A proposed modification of the Illinois eavesdropping law would ease restrictions on every citizen with a smartphone and allow them to record the actions of police, but the possible changes are being met with criticism.

The existing law, struck down by the Illinois Supreme Court earlier this year as being overbroad, prohibits the recording of conversations unless all parties give consent.

The rule presented challenges as camera-enabled smartphones gained in popularity and conversations that may have been unintentionally recorded meant that those handling the recording devices were technically breaking the law.

“We all recognized that was ridiculous and that was not the intent of the law,” said State Representative Elaine Nekritz, who represents the 57th District. "The ubiquity of cell phones has really changed that whole dynamic.

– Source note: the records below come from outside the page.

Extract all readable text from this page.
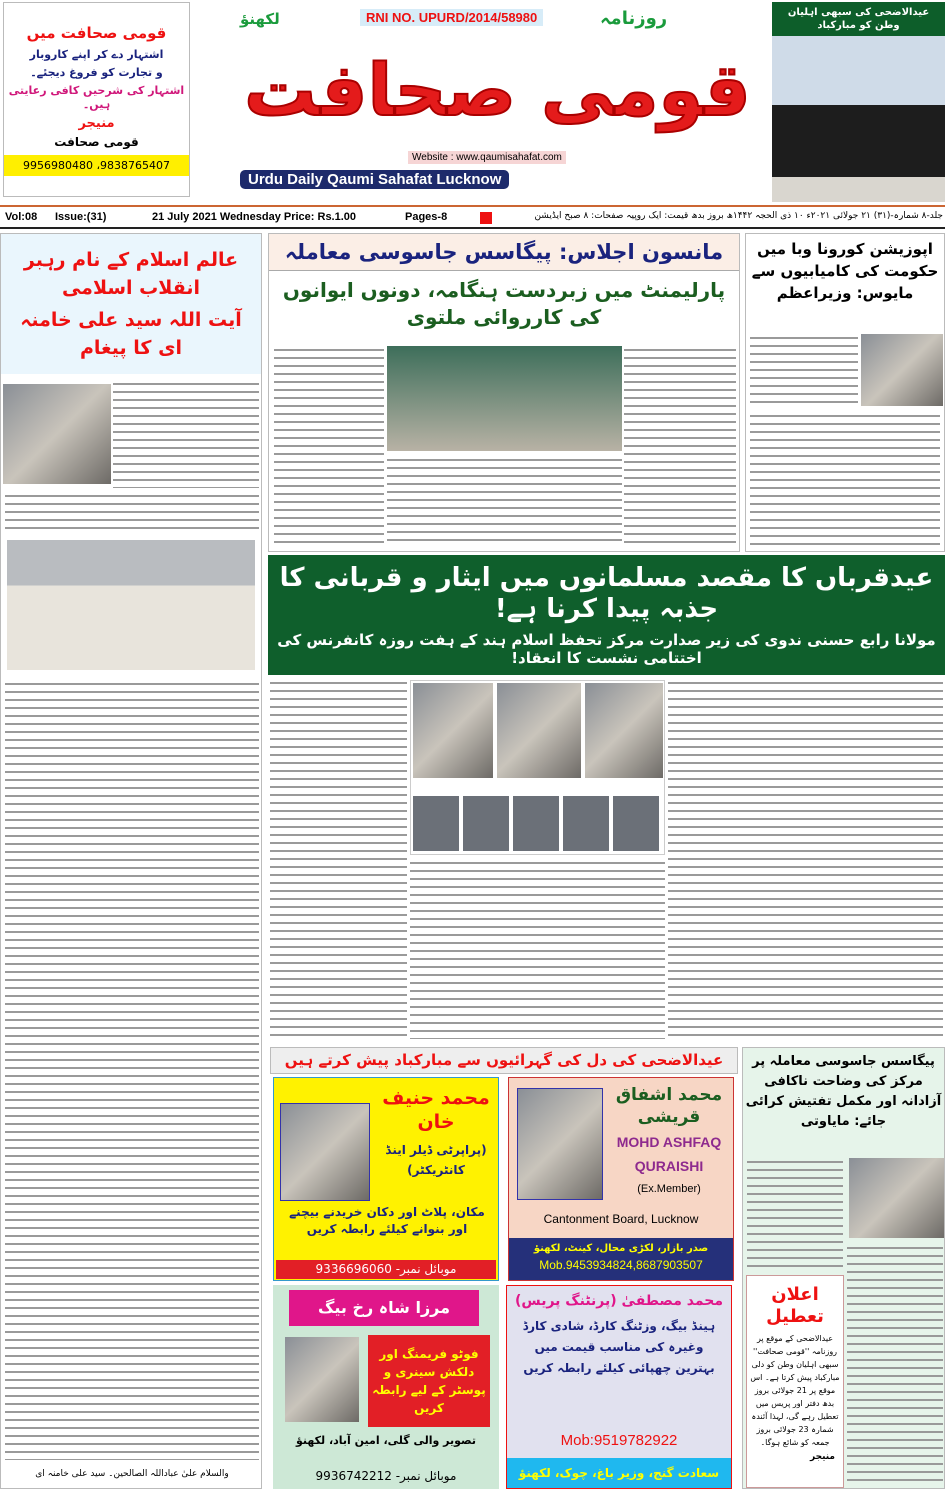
قومی صحافت میں
اشتہار دے کر اپنے کاروبار
و تجارت کو فروغ دیجئے۔
اشتہار کی شرحیں کافی رعایتی ہیں۔
منیجر
قومی صحافت
9956980480 ،9838765407
RNI NO. UPURD/2014/58980	روزنامہ
لکھنؤ
قومی صحافت
Website : www.qaumisahafat.com
Urdu Daily Qaumi Sahafat Lucknow
عیدالاضحی کی سبھی اہلیان وطن کو مبارکباد
Vol:08 Issue:(31)	21 July 2021 Wednesday Price: Rs.1.00	Pages-8	جلد-۸ شمارہ-(۳۱) ۲۱ جولائی ۲۰۲۱ء ۱۰ ذی الحجہ ۱۴۴۲ھ بروز بدھ قیمت: ایک روپیہ صفحات: ۸ صبح ایڈیشن
عالم اسلام کے نام رہبر انقلاب اسلامی
آیت اللہ سید علی خامنہ ای کا پیغام
والسلام علیٰ عباداللہ الصالحین۔ سید علی خامنہ ای
مانسون اجلاس: پیگاسس جاسوسی معاملہ
پارلیمنٹ میں زبردست ہنگامہ، دونوں ایوانوں کی کارروائی ملتوی
اپوزیشن کورونا وبا میں حکومت کی کامیابیوں سے مایوس: وزیراعظم
عیدقرباں کا مقصد مسلمانوں میں ایثار و قربانی کا جذبہ پیدا کرنا ہے!
مولانا رابع حسنی ندوی کی زیر صدارت مرکز تحفظ اسلام ہند کے ہفت روزہ کانفرنس کی اختتامی نشست کا انعقاد!
عیدالاضحی کی دل کی گہرائیوں سے مبارکباد پیش کرتے ہیں
محمد حنیف خان
(پراپرٹی ڈیلر اینڈ کانٹریکٹر)
مکان، پلاٹ اور دکان خریدنے بیچنے اور بنوانے کیلئے رابطہ کریں
موبائل نمبر- 9336696060
محمد اشفاق قریشی
MOHD ASHFAQ
QURAISHI
(Ex.Member)
Cantonment Board, Lucknow
صدر بازار، لکڑی محال، کینٹ، لکھنؤ
Mob.9453934824,8687903507
مرزا شاہ رخ بیگ
فوٹو فریمنگ اور دلکش سینری و پوسٹر کے لیے رابطہ کریں
تصویر والی گلی، امین آباد، لکھنؤ
موبائل نمبر- 9936742212
محمد مصطفیٰ (پرنٹنگ پریس)
ہینڈ بیگ، وزٹنگ کارڈ، شادی کارڈ وغیرہ کی مناسب قیمت میں بہترین چھپائی کیلئے رابطہ کریں
Mob:9519782922
سعادت گنج، وزیر باغ، چوک، لکھنؤ
پیگاسس جاسوسی معاملہ پر مرکز کی وضاحت ناکافی آزادانہ اور مکمل تفتیش کرائی جائے: مایاوتی
اعلان تعطیل
عیدالاضحی کے موقع پر روزنامہ ''قومی صحافت'' سبھی اہلیان وطن کو دلی مبارکباد پیش کرتا ہے۔ اس موقع پر 21 جولائی بروز بدھ دفتر اور پریس میں تعطیل رہے گی، لہذا آئندہ شمارہ 23 جولائی بروز جمعہ کو شائع ہوگا۔
منیجر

As a result, Nekritz is sponsoring a new version of the eavesdropping law that focuses on protecting conversations where there is a reasonable expectation of privacy. The bill sailed through the Illinois legislature with bi-partisan support and it is now up to the governor to sign it into law.

“You can expect that that conversation is private and if someone wants to record you, they should get your consent,” Nekritz said.

The proposed law also allows the recording of police officers performing their duties in public places. Nekritz said that would include protests and traffic stops.

Citizens had been prohibited from recording police officers in the performance of their public duties until that was struck down by the courts in 2013.

“The Illinois Supreme Court has made it very clear that police officers do not have an expectation of privacy while they’re on duty,” Nekritz said.

However, Nekritz said examples of unlawful eavesdropping against police include placing a hidden recording device in a police station or a judge’s chamber.

Critics said the proposed law sounds better than the old one, but that it does not make clear what is private and what is not

“It should be really easy to know before you do something whether it’s a crime or not and this law does not make that easy to know with respect to recording conversations in many situations,” said Jacob Huebert, a constitutional attorney for Liberty Justice Center.

Huebert points to other situations where one might interact with police or government officials in places that are not necessarily public.

“As a result of that you’re going to err on the side of [caution by] not recording things because if you get it wrong, you could go to jail,” Huebert said.

The proposed law comes with stiff penalties.

Unlawfully recording private citizens would carry a jail sentence of one to three years and eavesdropping on police or government officials would land you two to four years.

Senate Bill 1342 also extends police officers’ abilities to eavesdrop on crime suspects with the approval of a state’s attorney.

Nekritz said the next step is to have a thorough debate on police cameras including who has access to the recordings and how long they have to keep them.

Citizens to Abolish Red Light Cameras is calling on Governor Pat Quinn to veto the bill. The group’s director, Mark Wallace, said the bill is not written in a way that makes it clear that a citizen would be allowed to record police.

“If our elected officials can’t answer that simple question, then this bill should be vetoed and there should be a public debate before drafting any new eavesdropping legislation,” Wallace said.